The Offer is not being made, and this press release may not be distributed, directly or indirectly, in or into, nor will any tender of shares be accepted from or on behalf of holders in, the United States, Australia, Canada, Hong Kong, Japan, New Zealand, South Africa or the United States or any other jurisdiction in which the making of the Offer, the distribution of this press release or the acceptance of any tender of shares would contravene applicable laws or regulations or require further offer documents, filings or other measures in addition to those required under Swedish law. Shareholders not resident in Sweden who wish to accept the Offer must make inquiries concerning applicable legislation and possible tax consequences.

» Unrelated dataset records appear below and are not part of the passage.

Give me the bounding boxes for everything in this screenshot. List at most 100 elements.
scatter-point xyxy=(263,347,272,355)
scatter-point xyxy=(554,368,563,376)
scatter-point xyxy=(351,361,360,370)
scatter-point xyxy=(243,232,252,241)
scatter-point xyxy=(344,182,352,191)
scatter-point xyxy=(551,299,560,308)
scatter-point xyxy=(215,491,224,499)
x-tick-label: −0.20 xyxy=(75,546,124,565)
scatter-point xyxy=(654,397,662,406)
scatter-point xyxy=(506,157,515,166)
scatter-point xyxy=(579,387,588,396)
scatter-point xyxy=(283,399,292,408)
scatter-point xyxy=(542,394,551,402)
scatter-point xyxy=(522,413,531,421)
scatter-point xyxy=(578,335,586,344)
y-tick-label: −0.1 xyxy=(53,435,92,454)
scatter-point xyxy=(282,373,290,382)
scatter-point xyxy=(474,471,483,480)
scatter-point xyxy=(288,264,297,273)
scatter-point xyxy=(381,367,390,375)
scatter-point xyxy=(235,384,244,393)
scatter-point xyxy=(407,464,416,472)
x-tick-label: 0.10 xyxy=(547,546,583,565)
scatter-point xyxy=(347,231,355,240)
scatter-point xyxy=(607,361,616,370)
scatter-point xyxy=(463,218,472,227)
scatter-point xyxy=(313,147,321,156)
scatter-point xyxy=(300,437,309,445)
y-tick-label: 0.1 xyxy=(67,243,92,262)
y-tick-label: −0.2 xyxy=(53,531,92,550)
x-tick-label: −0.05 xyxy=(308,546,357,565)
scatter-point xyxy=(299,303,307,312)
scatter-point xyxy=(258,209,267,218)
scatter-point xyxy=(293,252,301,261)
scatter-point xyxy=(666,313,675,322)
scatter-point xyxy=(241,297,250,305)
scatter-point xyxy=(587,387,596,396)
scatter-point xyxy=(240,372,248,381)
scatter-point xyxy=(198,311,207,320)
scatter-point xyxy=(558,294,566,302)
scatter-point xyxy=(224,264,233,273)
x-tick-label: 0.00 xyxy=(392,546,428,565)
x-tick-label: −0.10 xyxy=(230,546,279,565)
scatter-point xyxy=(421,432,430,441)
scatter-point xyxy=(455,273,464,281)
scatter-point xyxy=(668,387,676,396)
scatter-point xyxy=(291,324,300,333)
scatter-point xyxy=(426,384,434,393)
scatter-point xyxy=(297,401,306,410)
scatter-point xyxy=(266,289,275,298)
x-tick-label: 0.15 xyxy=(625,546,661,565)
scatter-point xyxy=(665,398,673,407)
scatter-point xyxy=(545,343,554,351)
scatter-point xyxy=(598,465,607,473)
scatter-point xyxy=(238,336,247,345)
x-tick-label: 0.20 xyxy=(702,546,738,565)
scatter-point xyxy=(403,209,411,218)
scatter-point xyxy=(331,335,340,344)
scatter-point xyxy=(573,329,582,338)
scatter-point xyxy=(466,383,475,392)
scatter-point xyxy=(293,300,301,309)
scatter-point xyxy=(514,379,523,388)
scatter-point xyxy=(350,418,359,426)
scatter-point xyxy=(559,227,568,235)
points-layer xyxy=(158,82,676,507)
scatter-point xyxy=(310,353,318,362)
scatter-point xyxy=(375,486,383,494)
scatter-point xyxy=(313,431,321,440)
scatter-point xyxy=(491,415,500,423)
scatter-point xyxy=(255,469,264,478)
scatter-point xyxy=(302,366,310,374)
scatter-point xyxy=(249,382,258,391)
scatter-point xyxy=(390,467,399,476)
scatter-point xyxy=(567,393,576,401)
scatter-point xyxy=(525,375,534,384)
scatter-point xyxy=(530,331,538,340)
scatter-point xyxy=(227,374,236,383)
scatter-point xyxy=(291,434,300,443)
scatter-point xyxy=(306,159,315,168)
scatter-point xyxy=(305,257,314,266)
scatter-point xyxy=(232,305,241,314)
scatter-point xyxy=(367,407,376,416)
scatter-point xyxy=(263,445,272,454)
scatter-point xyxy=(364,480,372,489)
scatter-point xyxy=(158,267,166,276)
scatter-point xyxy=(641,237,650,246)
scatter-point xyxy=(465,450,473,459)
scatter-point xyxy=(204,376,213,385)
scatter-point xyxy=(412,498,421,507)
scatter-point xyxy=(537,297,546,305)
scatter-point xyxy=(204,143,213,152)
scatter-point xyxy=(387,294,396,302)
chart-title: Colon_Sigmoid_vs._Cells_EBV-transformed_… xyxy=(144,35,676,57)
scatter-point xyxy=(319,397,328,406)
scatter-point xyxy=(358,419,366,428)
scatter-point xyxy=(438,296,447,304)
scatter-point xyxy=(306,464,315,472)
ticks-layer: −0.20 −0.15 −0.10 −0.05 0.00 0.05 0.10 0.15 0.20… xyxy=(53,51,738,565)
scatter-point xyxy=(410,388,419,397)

The Offer and the information, and documentation made available through this press release have not been prepared by, and not approved by, an "authorized person" as referred to in Section 21 of the UK Financial Services and Markets Act 2000 ("FSMA"). Accordingly, the information and documents made available through this press release may not be distributed to, or forwarded to, the public in the UK. Dissemination of information and documents made available through this press release is exempt from the restrictions on financial marketing in Article 21 of the FSMA on the basis that it is a communication by or on behalf of a legal person relating to a transaction for the acquisition of the day-to-day control of the business of the legal entity, or to acquire 50 percent or more of the voting shares in a legal entity, in accordance with Article 62 of the FSMA (Financial Promotion Order 2005).

Statements in this press release relating to future status or circumstances, including statements regarding future performance, growth and other trend projections and the other benefits of the Offer, are forward-looking statements. These statements may generally, but not always, be identified by the use of words such as “anticipates”, “intends”, “expects”, “believes”, or similar expressions. By their nature, forward-looking statements involve risk and uncertainty because they relate to events and depend on circumstances that will occur in the future. There can be no assurance that actual results will not differ materially from those expressed or implied by these forward-looking statements due to many factors, many of which are outside the control of the Bidder and Sleep Cycle. Any such forward-looking statements speak only as of the date on which they are made, and the Bidder has no obligation (and undertakes no such obligation) to update or revise any of them, whether as a result of new information, future events or otherwise, except for in accordance with applicable laws and regulations.

Carnegie Investment Bank AB (publ) is not responsible to anyone other than the Bidder and the Consortium for advice in connection with the Offer.

[1] Pending name change from Goldcup 32046 AB.

[2] Source for Sleep Cycle’s share prices: Nasdaq Stockholm.

[3] If Sleep Cycle pays dividends or makes any other distributions to its shareholders with a record date occurring prior to the settlement of the Offer, or issues new shares (or takes any similar corporate action) resulting in a reduction of the value per share in Sleep Cycle prior to the settlement of the Offer, the Offer consideration will be reduced correspondingly. The Bidder reserves the right to determine whether this price adjustment mechanism or condition v to the completion of the Offer shall be invoked.

[4] Based on 20,277,563 shares, being the total number of shares in Sleep Cycle. There is only one class of shares in Sleep Cycle. Each share entitles to one vote.

[5] Divided between the Consortium members as follows: GLA Invest SA: 4,609,291, MCGA AB: 4,263,595, h265 AB: 4,263,595, Petter Wallin: 691,394.

[6] The Irrevocable Undertakings also contain an option for the Bidder to acquire the shares subject to the undertakings, at any time during the acceptance period, at the price in the Offer.

[7] GLA Invest SA is a Luxembourgian societé anonyme (Reg. No. B143 528, domiciled in Luxembourg) owned by Pierre Siri.

[8] MCGA AB is a Swedish private limited liability company (Reg. No. 559283-9483, domiciled in Askim, Sweden) and h265 AB is a Swedish private limited liability company (Reg. No. 556866-9278, domiciled in Askim, Sweden), both owned by Maciek Drejak.

[9] All dates are preliminary and may be subject to change.